“To this day I still have no idea what he said. If I had to pick a moment when my hearing loss really crushed me, it was that moment.”
At just 13-years old, a game of water polo changed Nicholas (Nick) Linton’s life forever.
An accidental hit to the ear during a training session caused serious blunt force trauma to his eardrum. It perforated and ruptured, leaving him deaf in his left ear.
“As a result, I’ve also got severe tinnitus and I also have a bit of vestibular disturbance, which causes me balance issues,” says Nick. “It can happen if I get up too quickly, and I can’t go on merry go rounds or boats because I feel sick.”
At the time of Nick’s accident, the options for hearing devices were very limited, and the cochlear implant technology we have today didn’t exist. He says his hearing aid was large and obvious, making it difficult to fit in as a young high school student.
“You automatically stand out. As time went on, I started to feel less confident about wearing the hearing aid, because I was bullied for being different.
“Eventually, I reached a point where I just stopped wearing it, and the left ear went completely dead. So there's nothing in there, there’s about zero percent hearing in my left ear.”
Fast forward 20 years, now (33), Nick is a fireman and puts his life on the line to keep his community safe.
Nick is a Fire Risk Management Officer, an important role in the department that involves investigating fires and educating the community.
“I was yearning for a role with public service that was also packed with adventure. Firefighting was the perfect option for me because it would mean I could make a difference and help people during the worst days of their lives.
“I've never looked back and I know I'll be a lifer, I’ll be one of those guys with the big moustaches in my 60's with a big gut to match.”
One of his favourite parts of the job is helping people like himself, who are dealing with hearing loss or disabilities. His unique experience allows him to specialise in fire safety for people with disabilities and help educate different groups about how to prepare for an emergency.
“The reality is, if you are disabled or hard of hearing, you are more vulnerable in an emergency. It's a fact of life. I just try to make them feel less vulnerable by getting them prepared so they've got a fighting chance to get out if a fire occurs.”
But even with his great career, his hearing loss and severe tinnitus still made daily life difficult.
“I avoided bars, restaurants, and cafes. I’d even pick a cafe or restaurant based on its sound levels, not the quality of the coffee or the food.
“I isolated myself at events with gatherings of more than two or three people, like family events and weddings, because I just couldn’t keep up with the conversation.”
A family man with three kids, Nick’s hearing started taking a toll on his family relationships. He says he would miss out on special moments and inside jokes because he couldn’t hear them. His wife would repeat things back to him, but he says it just wasn’t the same.
“A classic example of this, which I've never forgiven my ears for, was when my granddad passed away. My whole family was all crowding around his hospice bed, and he was on my left, so on my bad side.
“It was such a tight room and I couldn't quite get to where I needed to be. Then he said something to me, so I leant in, and then he said something again, but I still couldn't hear him. To this day I still have no idea what he said.
“I think if I had to pick a moment when my hearing loss really crushed me, it was that moment.”

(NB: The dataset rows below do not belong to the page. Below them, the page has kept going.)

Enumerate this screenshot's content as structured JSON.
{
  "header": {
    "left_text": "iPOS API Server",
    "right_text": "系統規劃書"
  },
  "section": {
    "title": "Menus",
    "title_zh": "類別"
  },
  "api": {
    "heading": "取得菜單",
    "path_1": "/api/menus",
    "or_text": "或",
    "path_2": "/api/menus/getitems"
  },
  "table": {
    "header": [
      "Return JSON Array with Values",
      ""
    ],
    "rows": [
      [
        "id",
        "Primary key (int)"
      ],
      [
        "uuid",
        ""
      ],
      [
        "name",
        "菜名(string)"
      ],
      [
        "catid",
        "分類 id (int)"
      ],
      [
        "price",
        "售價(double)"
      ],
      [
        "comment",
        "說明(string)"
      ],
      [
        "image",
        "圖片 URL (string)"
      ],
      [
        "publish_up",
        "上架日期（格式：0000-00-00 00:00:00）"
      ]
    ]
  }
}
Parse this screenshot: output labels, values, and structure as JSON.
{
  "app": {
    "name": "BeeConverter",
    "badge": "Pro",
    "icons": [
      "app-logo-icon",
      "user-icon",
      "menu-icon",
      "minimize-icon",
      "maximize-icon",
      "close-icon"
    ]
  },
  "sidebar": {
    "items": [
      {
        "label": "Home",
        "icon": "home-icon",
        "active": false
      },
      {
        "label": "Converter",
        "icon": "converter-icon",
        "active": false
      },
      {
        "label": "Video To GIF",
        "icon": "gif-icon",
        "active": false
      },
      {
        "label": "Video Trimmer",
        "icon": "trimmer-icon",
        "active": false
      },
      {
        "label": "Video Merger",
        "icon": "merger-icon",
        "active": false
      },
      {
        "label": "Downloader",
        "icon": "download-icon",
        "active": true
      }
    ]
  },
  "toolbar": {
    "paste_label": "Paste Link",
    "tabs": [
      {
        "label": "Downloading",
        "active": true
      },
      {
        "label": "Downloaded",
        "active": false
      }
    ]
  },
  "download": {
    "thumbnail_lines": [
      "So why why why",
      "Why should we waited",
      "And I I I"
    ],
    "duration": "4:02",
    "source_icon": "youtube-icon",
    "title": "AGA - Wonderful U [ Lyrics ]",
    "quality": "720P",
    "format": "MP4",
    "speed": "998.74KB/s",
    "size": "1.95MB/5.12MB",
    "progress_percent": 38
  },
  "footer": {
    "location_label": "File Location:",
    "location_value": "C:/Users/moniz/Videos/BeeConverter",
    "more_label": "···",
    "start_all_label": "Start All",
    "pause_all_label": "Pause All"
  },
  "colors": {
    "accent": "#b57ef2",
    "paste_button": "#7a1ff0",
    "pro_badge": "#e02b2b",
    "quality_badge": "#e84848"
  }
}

Then earlier this year Nick received a cochlear implant. Because he lost his hearing in an accident, the surgery was funded by ACC. While he says it’s still very new and a big adjustment, his tinnitus intensity has decreased by around 70 percent, and he’s hearing sounds he forgot even existed.
“When I had my switch on, it was a windy day, and when I went outside I heard this sound that would come up in intensity and then go down. I looked around, and I saw the trees, and then I realised it was the wind.

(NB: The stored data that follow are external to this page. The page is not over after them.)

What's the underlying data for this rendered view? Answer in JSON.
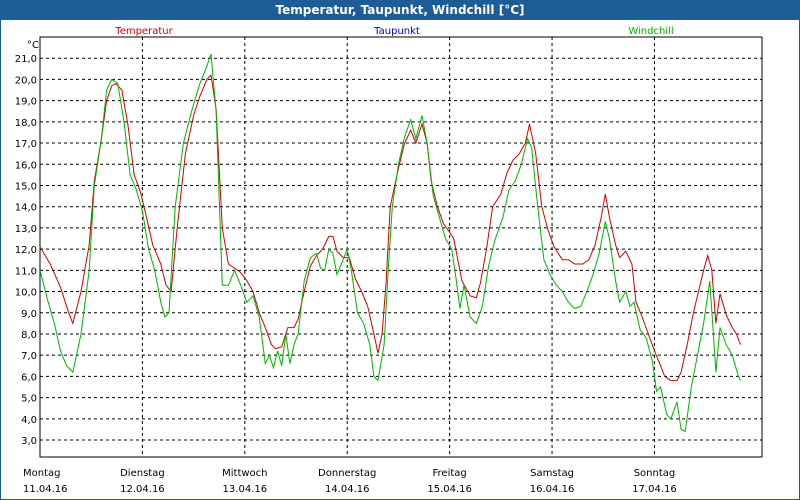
{
  "window": {
    "title": "Temperatur, Taupunkt, Windchill [°C]"
  },
  "colors": {
    "titlebar": "#1d5c94",
    "temperatur": "#d00000",
    "taupunkt": "#0000c0",
    "windchill": "#00b400"
  },
  "chart_data": {
    "type": "line",
    "title": "Temperatur, Taupunkt, Windchill [°C]",
    "ylabel": "°C",
    "ylim": [
      2.2,
      22.0
    ],
    "yticks": [
      "3,0",
      "4,0",
      "5,0",
      "6,0",
      "7,0",
      "8,0",
      "9,0",
      "10,0",
      "11,0",
      "12,0",
      "13,0",
      "14,0",
      "15,0",
      "16,0",
      "17,0",
      "18,0",
      "19,0",
      "20,0",
      "21,0"
    ],
    "grid": true,
    "legend": [
      {
        "name": "Temperatur",
        "color": "#d00000"
      },
      {
        "name": "Taupunkt",
        "color": "#0000c0"
      },
      {
        "name": "Windchill",
        "color": "#00b400"
      }
    ],
    "x_labels": [
      {
        "day": "Montag",
        "date": "11.04.16"
      },
      {
        "day": "Dienstag",
        "date": "12.04.16"
      },
      {
        "day": "Mittwoch",
        "date": "13.04.16"
      },
      {
        "day": "Donnerstag",
        "date": "14.04.16"
      },
      {
        "day": "Freitag",
        "date": "15.04.16"
      },
      {
        "day": "Samstag",
        "date": "16.04.16"
      },
      {
        "day": "Sonntag",
        "date": "17.04.16"
      }
    ],
    "x_unit": "days from 11.04.16 00:00",
    "xlim": [
      0,
      7.05
    ],
    "series": [
      {
        "name": "Temperatur",
        "color": "#d00000",
        "points": [
          [
            0.0,
            12.1
          ],
          [
            0.1,
            11.3
          ],
          [
            0.2,
            10.2
          ],
          [
            0.28,
            9.0
          ],
          [
            0.32,
            8.5
          ],
          [
            0.4,
            10.0
          ],
          [
            0.48,
            12.2
          ],
          [
            0.53,
            15.2
          ],
          [
            0.6,
            17.2
          ],
          [
            0.65,
            19.0
          ],
          [
            0.7,
            19.7
          ],
          [
            0.74,
            19.8
          ],
          [
            0.8,
            19.5
          ],
          [
            0.86,
            17.8
          ],
          [
            0.92,
            15.5
          ],
          [
            0.98,
            14.7
          ],
          [
            1.04,
            13.5
          ],
          [
            1.1,
            12.2
          ],
          [
            1.18,
            11.3
          ],
          [
            1.23,
            10.3
          ],
          [
            1.28,
            10.0
          ],
          [
            1.34,
            13.0
          ],
          [
            1.42,
            16.5
          ],
          [
            1.5,
            18.3
          ],
          [
            1.56,
            19.2
          ],
          [
            1.63,
            20.0
          ],
          [
            1.67,
            20.2
          ],
          [
            1.72,
            18.6
          ],
          [
            1.78,
            13.0
          ],
          [
            1.84,
            11.3
          ],
          [
            1.9,
            11.1
          ],
          [
            1.96,
            10.9
          ],
          [
            2.02,
            10.5
          ],
          [
            2.08,
            10.0
          ],
          [
            2.14,
            9.0
          ],
          [
            2.2,
            8.3
          ],
          [
            2.26,
            7.5
          ],
          [
            2.3,
            7.3
          ],
          [
            2.36,
            7.4
          ],
          [
            2.42,
            8.3
          ],
          [
            2.48,
            8.3
          ],
          [
            2.52,
            8.7
          ],
          [
            2.58,
            10.0
          ],
          [
            2.64,
            11.2
          ],
          [
            2.7,
            11.7
          ],
          [
            2.76,
            12.0
          ],
          [
            2.82,
            12.6
          ],
          [
            2.86,
            12.6
          ],
          [
            2.9,
            11.9
          ],
          [
            2.96,
            11.6
          ],
          [
            3.02,
            11.6
          ],
          [
            3.08,
            10.6
          ],
          [
            3.14,
            10.0
          ],
          [
            3.2,
            9.3
          ],
          [
            3.26,
            8.0
          ],
          [
            3.3,
            7.1
          ],
          [
            3.34,
            8.0
          ],
          [
            3.38,
            10.5
          ],
          [
            3.42,
            14.0
          ],
          [
            3.5,
            15.8
          ],
          [
            3.56,
            17.0
          ],
          [
            3.62,
            17.6
          ],
          [
            3.67,
            17.0
          ],
          [
            3.73,
            17.9
          ],
          [
            3.78,
            17.0
          ],
          [
            3.82,
            15.2
          ],
          [
            3.88,
            14.0
          ],
          [
            3.94,
            13.2
          ],
          [
            4.0,
            12.8
          ],
          [
            4.04,
            12.5
          ],
          [
            4.08,
            11.5
          ],
          [
            4.12,
            10.5
          ],
          [
            4.2,
            9.8
          ],
          [
            4.26,
            9.7
          ],
          [
            4.3,
            10.4
          ],
          [
            4.36,
            12.0
          ],
          [
            4.42,
            14.0
          ],
          [
            4.5,
            14.6
          ],
          [
            4.56,
            15.6
          ],
          [
            4.62,
            16.2
          ],
          [
            4.68,
            16.5
          ],
          [
            4.74,
            17.0
          ],
          [
            4.78,
            17.9
          ],
          [
            4.84,
            16.5
          ],
          [
            4.9,
            14.0
          ],
          [
            4.96,
            12.9
          ],
          [
            5.02,
            12.1
          ],
          [
            5.1,
            11.5
          ],
          [
            5.16,
            11.5
          ],
          [
            5.22,
            11.3
          ],
          [
            5.3,
            11.3
          ],
          [
            5.36,
            11.5
          ],
          [
            5.42,
            12.2
          ],
          [
            5.48,
            13.5
          ],
          [
            5.52,
            14.6
          ],
          [
            5.56,
            13.5
          ],
          [
            5.62,
            12.2
          ],
          [
            5.66,
            11.6
          ],
          [
            5.72,
            11.9
          ],
          [
            5.78,
            11.3
          ],
          [
            5.82,
            9.5
          ],
          [
            5.88,
            8.8
          ],
          [
            5.94,
            8.0
          ],
          [
            6.0,
            7.2
          ],
          [
            6.06,
            6.5
          ],
          [
            6.1,
            6.0
          ],
          [
            6.16,
            5.8
          ],
          [
            6.22,
            5.8
          ],
          [
            6.26,
            6.2
          ],
          [
            6.32,
            7.5
          ],
          [
            6.38,
            9.0
          ],
          [
            6.44,
            10.2
          ],
          [
            6.48,
            11.0
          ],
          [
            6.52,
            11.7
          ],
          [
            6.56,
            11.0
          ],
          [
            6.6,
            8.5
          ],
          [
            6.64,
            9.9
          ],
          [
            6.7,
            8.9
          ],
          [
            6.76,
            8.3
          ],
          [
            6.8,
            8.0
          ],
          [
            6.84,
            7.5
          ]
        ]
      },
      {
        "name": "Windchill",
        "color": "#00b400",
        "points": [
          [
            0.0,
            11.0
          ],
          [
            0.08,
            9.5
          ],
          [
            0.14,
            8.5
          ],
          [
            0.2,
            7.2
          ],
          [
            0.26,
            6.5
          ],
          [
            0.32,
            6.2
          ],
          [
            0.4,
            8.0
          ],
          [
            0.48,
            11.0
          ],
          [
            0.53,
            15.0
          ],
          [
            0.6,
            17.2
          ],
          [
            0.65,
            19.5
          ],
          [
            0.7,
            20.0
          ],
          [
            0.76,
            19.8
          ],
          [
            0.82,
            18.0
          ],
          [
            0.88,
            15.5
          ],
          [
            0.94,
            14.8
          ],
          [
            1.0,
            13.8
          ],
          [
            1.06,
            12.0
          ],
          [
            1.12,
            11.0
          ],
          [
            1.18,
            9.5
          ],
          [
            1.22,
            8.8
          ],
          [
            1.26,
            9.0
          ],
          [
            1.32,
            14.0
          ],
          [
            1.4,
            17.0
          ],
          [
            1.48,
            18.5
          ],
          [
            1.56,
            19.8
          ],
          [
            1.62,
            20.5
          ],
          [
            1.67,
            21.2
          ],
          [
            1.72,
            18.5
          ],
          [
            1.78,
            10.3
          ],
          [
            1.84,
            10.3
          ],
          [
            1.9,
            11.0
          ],
          [
            1.96,
            10.3
          ],
          [
            2.02,
            9.5
          ],
          [
            2.08,
            9.8
          ],
          [
            2.14,
            8.8
          ],
          [
            2.2,
            6.6
          ],
          [
            2.24,
            7.0
          ],
          [
            2.28,
            6.4
          ],
          [
            2.32,
            7.2
          ],
          [
            2.36,
            6.5
          ],
          [
            2.4,
            8.0
          ],
          [
            2.44,
            6.6
          ],
          [
            2.48,
            7.5
          ],
          [
            2.52,
            8.0
          ],
          [
            2.58,
            10.5
          ],
          [
            2.64,
            11.6
          ],
          [
            2.7,
            11.8
          ],
          [
            2.74,
            11.1
          ],
          [
            2.78,
            11.0
          ],
          [
            2.82,
            12.0
          ],
          [
            2.86,
            11.8
          ],
          [
            2.9,
            10.8
          ],
          [
            2.96,
            11.5
          ],
          [
            3.0,
            12.0
          ],
          [
            3.04,
            11.0
          ],
          [
            3.1,
            9.0
          ],
          [
            3.16,
            8.5
          ],
          [
            3.22,
            7.5
          ],
          [
            3.26,
            6.0
          ],
          [
            3.3,
            5.8
          ],
          [
            3.36,
            7.5
          ],
          [
            3.4,
            11.0
          ],
          [
            3.44,
            14.0
          ],
          [
            3.5,
            16.0
          ],
          [
            3.56,
            17.3
          ],
          [
            3.62,
            18.1
          ],
          [
            3.67,
            17.2
          ],
          [
            3.73,
            18.3
          ],
          [
            3.78,
            17.0
          ],
          [
            3.84,
            14.5
          ],
          [
            3.9,
            13.5
          ],
          [
            3.96,
            12.5
          ],
          [
            4.02,
            12.0
          ],
          [
            4.06,
            10.7
          ],
          [
            4.1,
            9.2
          ],
          [
            4.14,
            10.3
          ],
          [
            4.2,
            8.8
          ],
          [
            4.26,
            8.5
          ],
          [
            4.32,
            9.3
          ],
          [
            4.38,
            11.2
          ],
          [
            4.44,
            12.4
          ],
          [
            4.52,
            13.5
          ],
          [
            4.58,
            14.8
          ],
          [
            4.64,
            15.2
          ],
          [
            4.7,
            16.0
          ],
          [
            4.76,
            17.2
          ],
          [
            4.8,
            16.8
          ],
          [
            4.86,
            14.0
          ],
          [
            4.92,
            11.5
          ],
          [
            4.98,
            10.8
          ],
          [
            5.04,
            10.3
          ],
          [
            5.1,
            10.0
          ],
          [
            5.16,
            9.5
          ],
          [
            5.22,
            9.2
          ],
          [
            5.28,
            9.3
          ],
          [
            5.34,
            10.0
          ],
          [
            5.4,
            10.8
          ],
          [
            5.46,
            11.8
          ],
          [
            5.52,
            13.3
          ],
          [
            5.56,
            12.5
          ],
          [
            5.62,
            10.5
          ],
          [
            5.66,
            9.5
          ],
          [
            5.72,
            10.0
          ],
          [
            5.76,
            9.3
          ],
          [
            5.8,
            9.5
          ],
          [
            5.86,
            8.2
          ],
          [
            5.92,
            7.8
          ],
          [
            5.98,
            6.7
          ],
          [
            6.02,
            5.3
          ],
          [
            6.06,
            5.5
          ],
          [
            6.12,
            4.2
          ],
          [
            6.16,
            4.0
          ],
          [
            6.22,
            4.8
          ],
          [
            6.26,
            3.5
          ],
          [
            6.3,
            3.4
          ],
          [
            6.36,
            5.5
          ],
          [
            6.42,
            7.0
          ],
          [
            6.48,
            8.5
          ],
          [
            6.54,
            10.5
          ],
          [
            6.6,
            6.2
          ],
          [
            6.64,
            8.3
          ],
          [
            6.7,
            7.5
          ],
          [
            6.76,
            7.0
          ],
          [
            6.82,
            6.0
          ],
          [
            6.84,
            5.8
          ]
        ]
      }
    ]
  }
}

“It’s all of the little things that many people take for granted – it’s all new to me.”
Nick says he’s excited to see what the future holds for him, not just at home with his family, but also at work. He says the implant gives him a better localisation of sound, keeping him safer when investigating fires.
“If I'm standing on a weak floorboard, I don't have to think, is that creaking coming from my left or my right – I can move away from the sound. Or, I can hear if a beam is about to collapse and I have enough time to get out of there.
“I would also love to be able to pinpoint where a cell phone is ringing in a room. That way, I won’t need to flip all the cushions off the couch, only to discover the cell phone is in my pocket!”